Enslavement

From the seventeenth to nineteenth centuries hundreds of thousands of Africans were forcibly transported first to North American colonies and then the United States. Their descendants were held in bondage through the American Civil War (the 1860 U.S. Census counted approximately four million enslaved people). Enslaved individuals were treated as chattel (portable personal property) that could be inherited, sold, or transferred. They were forced to perform labor or services under threat of physical or emotional mistreatment, separation from family, or death. While chattel slavery was the key economic structure in the development of American agriculture, its impact broadly permeates American history.  

In 2022, the NPS recognized the need for a specific theme study devoted to this institution of forced labor and bondage that lasted more than 250 years. The need for understanding this historic context is foundational to its stewardship. 

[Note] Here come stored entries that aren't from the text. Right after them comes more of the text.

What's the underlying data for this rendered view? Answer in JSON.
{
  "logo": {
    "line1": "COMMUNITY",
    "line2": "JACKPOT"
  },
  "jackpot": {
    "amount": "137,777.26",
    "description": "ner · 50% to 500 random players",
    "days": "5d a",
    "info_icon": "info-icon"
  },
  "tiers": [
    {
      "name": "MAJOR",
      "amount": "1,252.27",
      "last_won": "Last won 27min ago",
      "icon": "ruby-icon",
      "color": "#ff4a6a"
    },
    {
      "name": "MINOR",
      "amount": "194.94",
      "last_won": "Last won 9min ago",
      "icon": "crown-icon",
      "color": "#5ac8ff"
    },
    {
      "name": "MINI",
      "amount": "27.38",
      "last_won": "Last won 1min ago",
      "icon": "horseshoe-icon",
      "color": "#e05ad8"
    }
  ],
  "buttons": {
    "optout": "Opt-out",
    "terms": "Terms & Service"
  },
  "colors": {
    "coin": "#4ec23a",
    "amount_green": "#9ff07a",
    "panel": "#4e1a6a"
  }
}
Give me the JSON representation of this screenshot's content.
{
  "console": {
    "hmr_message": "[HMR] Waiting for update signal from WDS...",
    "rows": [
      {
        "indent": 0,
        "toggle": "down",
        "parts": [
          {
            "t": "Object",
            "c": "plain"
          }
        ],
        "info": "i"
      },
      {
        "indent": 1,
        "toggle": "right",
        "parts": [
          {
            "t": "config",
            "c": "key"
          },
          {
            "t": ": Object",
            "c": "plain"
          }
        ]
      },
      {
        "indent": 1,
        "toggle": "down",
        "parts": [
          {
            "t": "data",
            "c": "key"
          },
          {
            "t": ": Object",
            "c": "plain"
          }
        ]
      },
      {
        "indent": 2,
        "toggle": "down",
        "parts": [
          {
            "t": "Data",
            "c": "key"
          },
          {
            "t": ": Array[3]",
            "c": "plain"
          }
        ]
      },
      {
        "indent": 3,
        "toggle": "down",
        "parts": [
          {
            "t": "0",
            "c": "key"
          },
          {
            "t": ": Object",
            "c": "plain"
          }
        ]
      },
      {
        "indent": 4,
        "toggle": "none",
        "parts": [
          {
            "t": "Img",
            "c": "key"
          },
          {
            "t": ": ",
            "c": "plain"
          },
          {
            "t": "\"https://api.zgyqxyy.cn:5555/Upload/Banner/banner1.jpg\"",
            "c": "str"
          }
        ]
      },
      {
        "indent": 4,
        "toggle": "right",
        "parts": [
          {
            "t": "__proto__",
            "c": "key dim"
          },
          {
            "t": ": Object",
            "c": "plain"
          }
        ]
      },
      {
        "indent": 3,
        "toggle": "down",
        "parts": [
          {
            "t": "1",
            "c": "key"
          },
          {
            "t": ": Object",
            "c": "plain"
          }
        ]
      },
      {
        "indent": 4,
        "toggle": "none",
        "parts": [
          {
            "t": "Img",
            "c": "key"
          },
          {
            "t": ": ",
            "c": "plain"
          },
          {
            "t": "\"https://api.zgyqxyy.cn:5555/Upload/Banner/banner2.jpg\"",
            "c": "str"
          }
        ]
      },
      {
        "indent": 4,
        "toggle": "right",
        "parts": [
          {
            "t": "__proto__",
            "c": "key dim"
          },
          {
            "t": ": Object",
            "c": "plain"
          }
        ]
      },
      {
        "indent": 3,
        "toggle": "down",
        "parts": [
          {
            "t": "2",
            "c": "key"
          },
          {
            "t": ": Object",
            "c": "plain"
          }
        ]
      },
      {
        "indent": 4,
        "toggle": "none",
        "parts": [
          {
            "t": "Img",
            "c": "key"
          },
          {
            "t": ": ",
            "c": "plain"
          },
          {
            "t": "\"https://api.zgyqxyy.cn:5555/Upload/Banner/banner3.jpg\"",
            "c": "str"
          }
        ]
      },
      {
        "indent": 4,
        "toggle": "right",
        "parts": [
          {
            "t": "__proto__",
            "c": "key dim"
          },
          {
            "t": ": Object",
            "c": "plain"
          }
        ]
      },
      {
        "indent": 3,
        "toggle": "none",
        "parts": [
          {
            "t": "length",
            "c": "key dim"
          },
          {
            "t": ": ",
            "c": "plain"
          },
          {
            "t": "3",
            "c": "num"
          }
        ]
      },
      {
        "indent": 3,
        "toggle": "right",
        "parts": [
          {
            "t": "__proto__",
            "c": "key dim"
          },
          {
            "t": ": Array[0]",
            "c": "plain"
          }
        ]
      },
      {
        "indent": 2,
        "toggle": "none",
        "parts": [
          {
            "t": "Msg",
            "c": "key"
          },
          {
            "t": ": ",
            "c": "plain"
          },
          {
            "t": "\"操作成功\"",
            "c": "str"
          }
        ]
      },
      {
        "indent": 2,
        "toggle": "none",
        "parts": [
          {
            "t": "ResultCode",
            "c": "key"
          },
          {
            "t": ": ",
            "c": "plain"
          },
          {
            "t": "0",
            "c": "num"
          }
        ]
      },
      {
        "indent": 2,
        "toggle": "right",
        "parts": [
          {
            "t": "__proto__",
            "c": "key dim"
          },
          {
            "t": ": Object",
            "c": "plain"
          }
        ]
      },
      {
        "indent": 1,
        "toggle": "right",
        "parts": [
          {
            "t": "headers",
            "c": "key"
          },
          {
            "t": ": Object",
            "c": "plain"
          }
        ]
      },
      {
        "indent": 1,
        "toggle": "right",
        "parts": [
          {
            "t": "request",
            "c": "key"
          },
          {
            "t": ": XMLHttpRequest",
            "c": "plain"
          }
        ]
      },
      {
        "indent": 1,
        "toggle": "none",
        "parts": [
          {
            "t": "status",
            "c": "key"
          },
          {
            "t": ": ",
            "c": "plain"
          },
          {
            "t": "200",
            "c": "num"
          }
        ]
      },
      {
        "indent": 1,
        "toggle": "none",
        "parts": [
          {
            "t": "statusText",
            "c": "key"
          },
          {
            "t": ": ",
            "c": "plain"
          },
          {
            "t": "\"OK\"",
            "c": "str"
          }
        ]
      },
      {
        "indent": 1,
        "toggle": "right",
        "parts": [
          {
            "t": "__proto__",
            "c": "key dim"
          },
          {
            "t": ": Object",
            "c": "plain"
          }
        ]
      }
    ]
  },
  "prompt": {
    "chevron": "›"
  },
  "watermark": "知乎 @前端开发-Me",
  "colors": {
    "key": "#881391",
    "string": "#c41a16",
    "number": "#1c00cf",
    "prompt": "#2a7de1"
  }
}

Although TCLF’s expansive What’s Out There database includes more than 50 landscapes created largely by the enslaved, including, Middleton Place, Charleston, S.C.; Monticello, Charlottesville, VA; and Oak Alley Plantation, Vacherie, LA, additional research is required to understand what remains of their contributions and how/if this is being interpreted for the public. Based on available information at this time, this guide revisits sites that through their commitment to research (archival and archaeological) and analysis, along with project work (reconstructed structures and landscape features, expanded site interpretation, and introduction of new commemorative features), have aimed to convey a more complete and authentic site narrative that better reflects the role enslaved African Americans had in shaping these historically significant cultural landscapes.